Una mañana

Las seis y media de la mañana. Al salir a la calle, el coche completamente cubierto de escarcha. Me enfundo en los guantes, agarro el raspador e intento limpiar un boquete lo suficientemente grande como para no despeñarme de camino al trabajo. Tras 10 minutos de mis esfuerzos unidos a los del coche, que se portó de maravilla encendiéndose a la primera y ronroneando sin interrupciones mientras echaba aire caliente al cristal, aparece un ventanuco por el que se puede atisbar con medio ojo. Suficiente.

Dentro del coche no hace frio, al menos no mucho, y la sensación es muy acogedora. Un rinconcito mio, personal, con las ventanas blancas que me recuerdan los inviernos en Rusia, cuando el abuelito Frio venía a pintar paisajes de encaje helado en las ventanas. Ese mismo diseño que todos se esfuerzan tanto en conseguir en sus ventanas por Navidad con pinturas, imitación de nieve de los chinos y algo de talco.

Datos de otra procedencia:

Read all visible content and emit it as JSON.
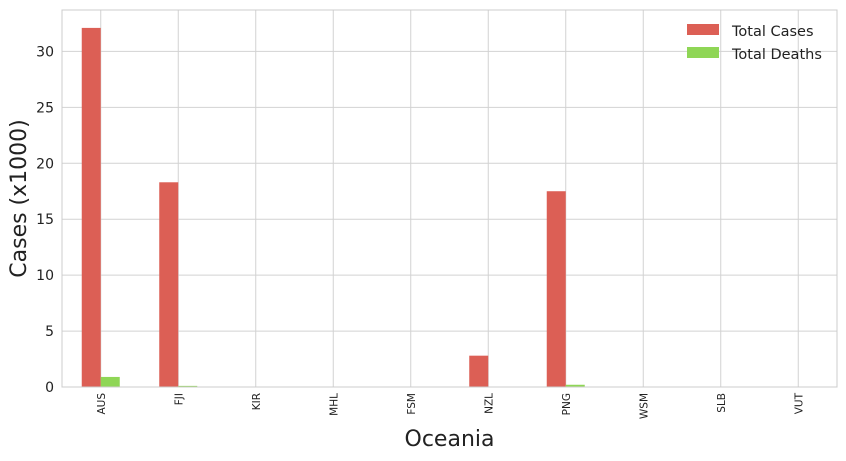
{
  "chart_data": {
    "type": "bar",
    "title": "",
    "xlabel": "Oceania",
    "ylabel": "Cases (x1000)",
    "categories": [
      "AUS",
      "FJI",
      "KIR",
      "MHL",
      "FSM",
      "NZL",
      "PNG",
      "WSM",
      "SLB",
      "VUT"
    ],
    "series": [
      {
        "name": "Total Cases",
        "color": "#dc5f55",
        "values": [
          32.1,
          18.3,
          0,
          0,
          0,
          2.8,
          17.5,
          0,
          0,
          0
        ]
      },
      {
        "name": "Total Deaths",
        "color": "#8fd656",
        "values": [
          0.9,
          0.1,
          0,
          0,
          0,
          0.03,
          0.2,
          0,
          0,
          0
        ]
      }
    ],
    "ylim": [
      0,
      33.7
    ],
    "yticks": [
      0,
      5,
      10,
      15,
      20,
      25,
      30
    ],
    "grid": true,
    "legend_position": "top-right"
  }
}
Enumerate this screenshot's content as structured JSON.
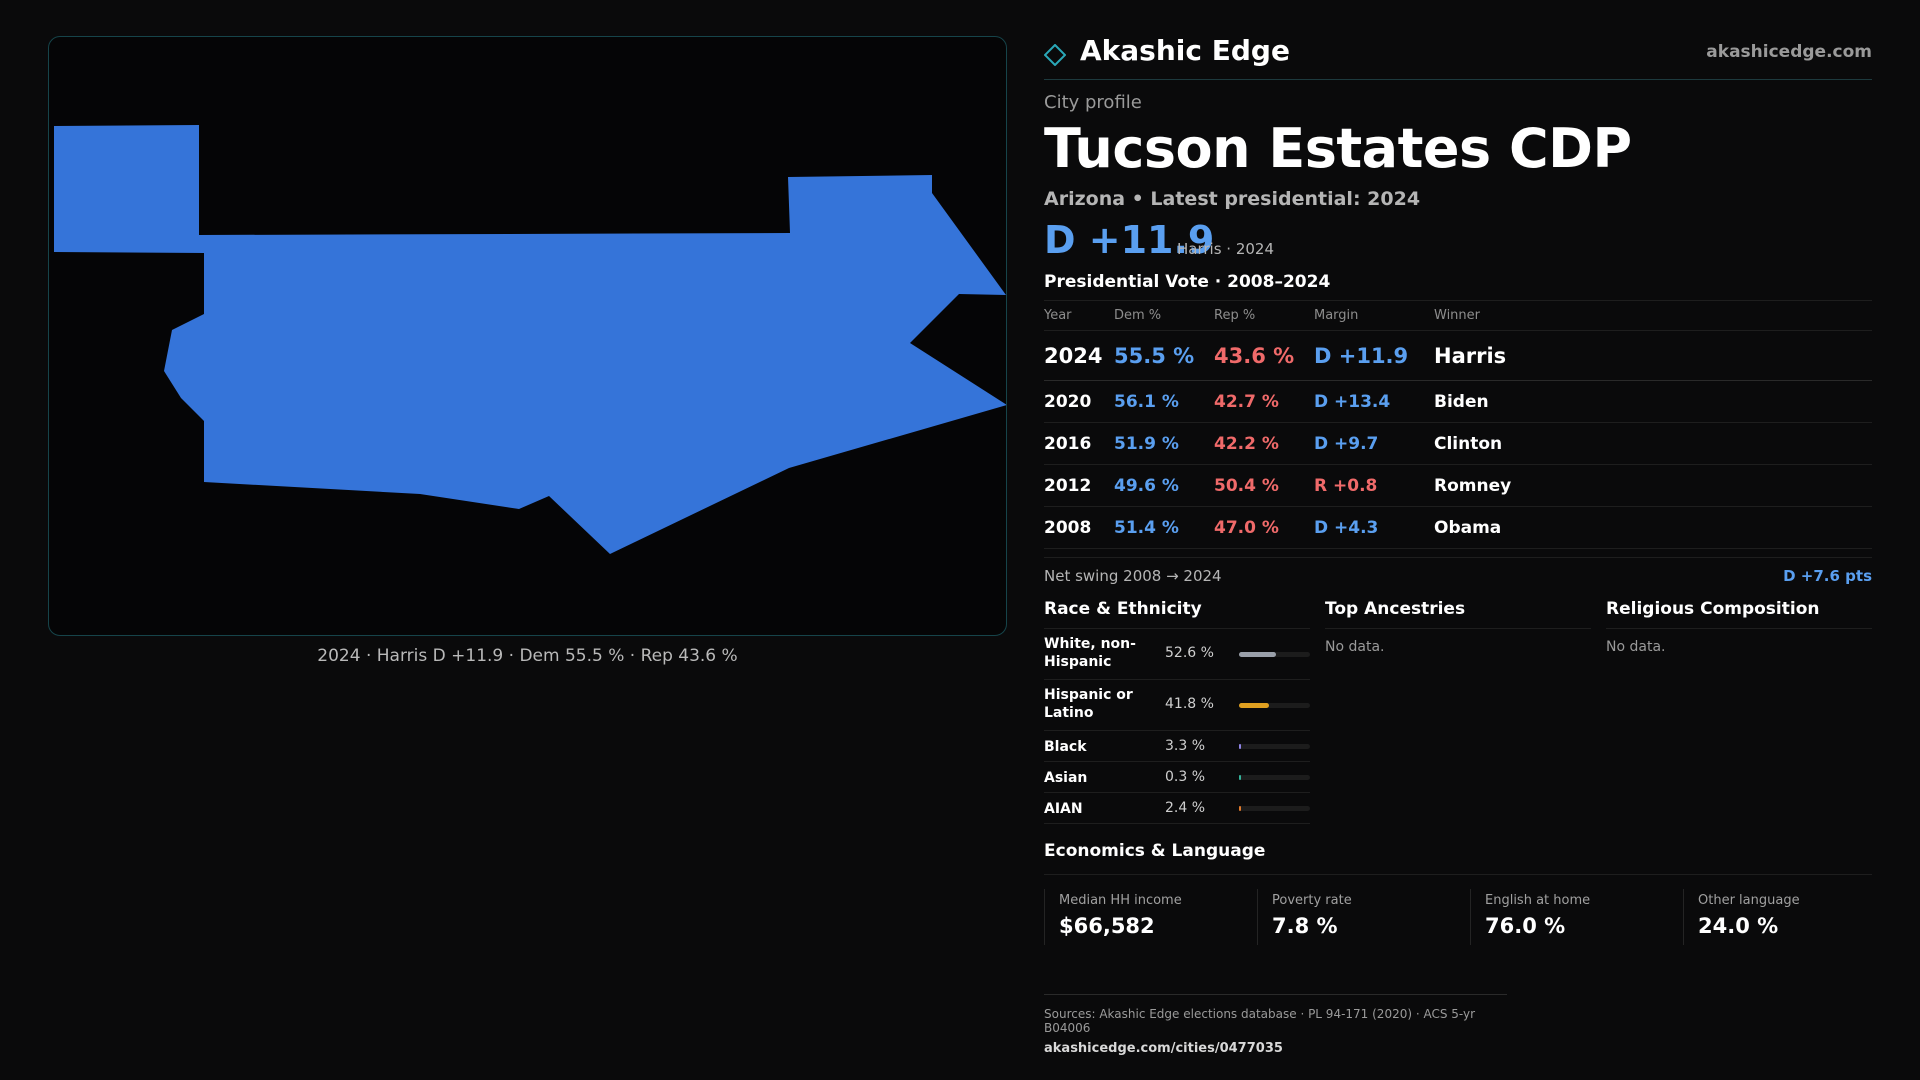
{
  "map": {
    "fill_color": "#3574d9",
    "caption": "2024 · Harris D +11.9 · Dem 55.5 % · Rep 43.6 %"
  },
  "brand": {
    "name": "Akashic Edge",
    "url": "akashicedge.com",
    "logo_icon": "diamond-icon"
  },
  "profile": {
    "kicker": "City profile",
    "title": "Tucson Estates CDP",
    "subtitle": "Arizona • Latest presidential: 2024",
    "headline_margin": "D +11.9",
    "headline_note": "Harris · 2024"
  },
  "presidential": {
    "title": "Presidential Vote · 2008–2024",
    "columns": [
      "Year",
      "Dem %",
      "Rep %",
      "Margin",
      "Winner"
    ],
    "rows": [
      {
        "year": "2024",
        "dem": "55.5 %",
        "rep": "43.6 %",
        "margin": "D +11.9",
        "winner": "Harris"
      },
      {
        "year": "2020",
        "dem": "56.1 %",
        "rep": "42.7 %",
        "margin": "D +13.4",
        "winner": "Biden"
      },
      {
        "year": "2016",
        "dem": "51.9 %",
        "rep": "42.2 %",
        "margin": "D +9.7",
        "winner": "Clinton"
      },
      {
        "year": "2012",
        "dem": "49.6 %",
        "rep": "50.4 %",
        "margin": "R +0.8",
        "winner": "Romney"
      },
      {
        "year": "2008",
        "dem": "51.4 %",
        "rep": "47.0 %",
        "margin": "D +4.3",
        "winner": "Obama"
      }
    ],
    "swing_label": "Net swing 2008 → 2024",
    "swing_value": "D +7.6 pts"
  },
  "race": {
    "title": "Race & Ethnicity",
    "rows": [
      {
        "label": "White, non-Hispanic",
        "pct": "52.6 %",
        "share": 0.526,
        "color": "#9aa0aa"
      },
      {
        "label": "Hispanic or Latino",
        "pct": "41.8 %",
        "share": 0.418,
        "color": "#e0a020"
      },
      {
        "label": "Black",
        "pct": "3.3 %",
        "share": 0.033,
        "color": "#8f84e6"
      },
      {
        "label": "Asian",
        "pct": "0.3 %",
        "share": 0.003,
        "color": "#34b39a"
      },
      {
        "label": "AIAN",
        "pct": "2.4 %",
        "share": 0.024,
        "color": "#e07a2c"
      }
    ]
  },
  "ancestries": {
    "title": "Top Ancestries",
    "empty": "No data."
  },
  "religion": {
    "title": "Religious Composition",
    "empty": "No data."
  },
  "economics": {
    "title": "Economics & Language",
    "cards": [
      {
        "label": "Median HH income",
        "value": "$66,582"
      },
      {
        "label": "Poverty rate",
        "value": "7.8 %"
      },
      {
        "label": "English at home",
        "value": "76.0 %"
      },
      {
        "label": "Other language",
        "value": "24.0 %"
      }
    ]
  },
  "footer": {
    "sources": "Sources: Akashic Edge elections database · PL 94-171 (2020) · ACS 5-yr B04006",
    "link": "akashicedge.com/cities/0477035"
  }
}
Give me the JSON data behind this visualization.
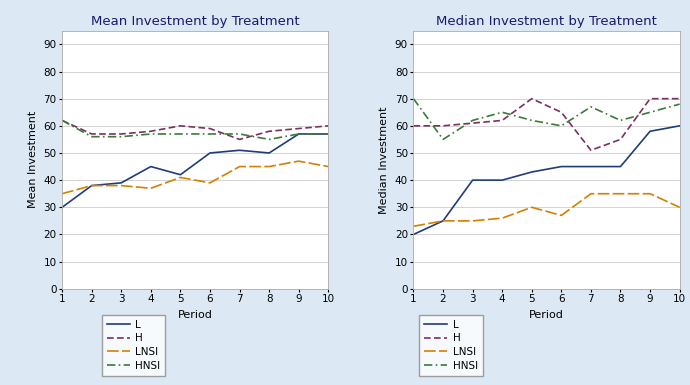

Y lo adornan con muerdago como en las mejores familias americanas.

Y todo eso para intentar regresar a esas noches que todos guardamos en los recuerdos. Noches de soledad. La oscuridad en la casa y fuera de ella. El cristal blanco que aclaras con la respiración cálida y te quedas ahí. Quieto. Sin prisas. Observando. Fundiendote con la oscuridad y el silencio. Feliz.

El cristal escarchado no duró mucho. Pero la sensación se quedó conmigo. Es una buena manera de empezar la semana.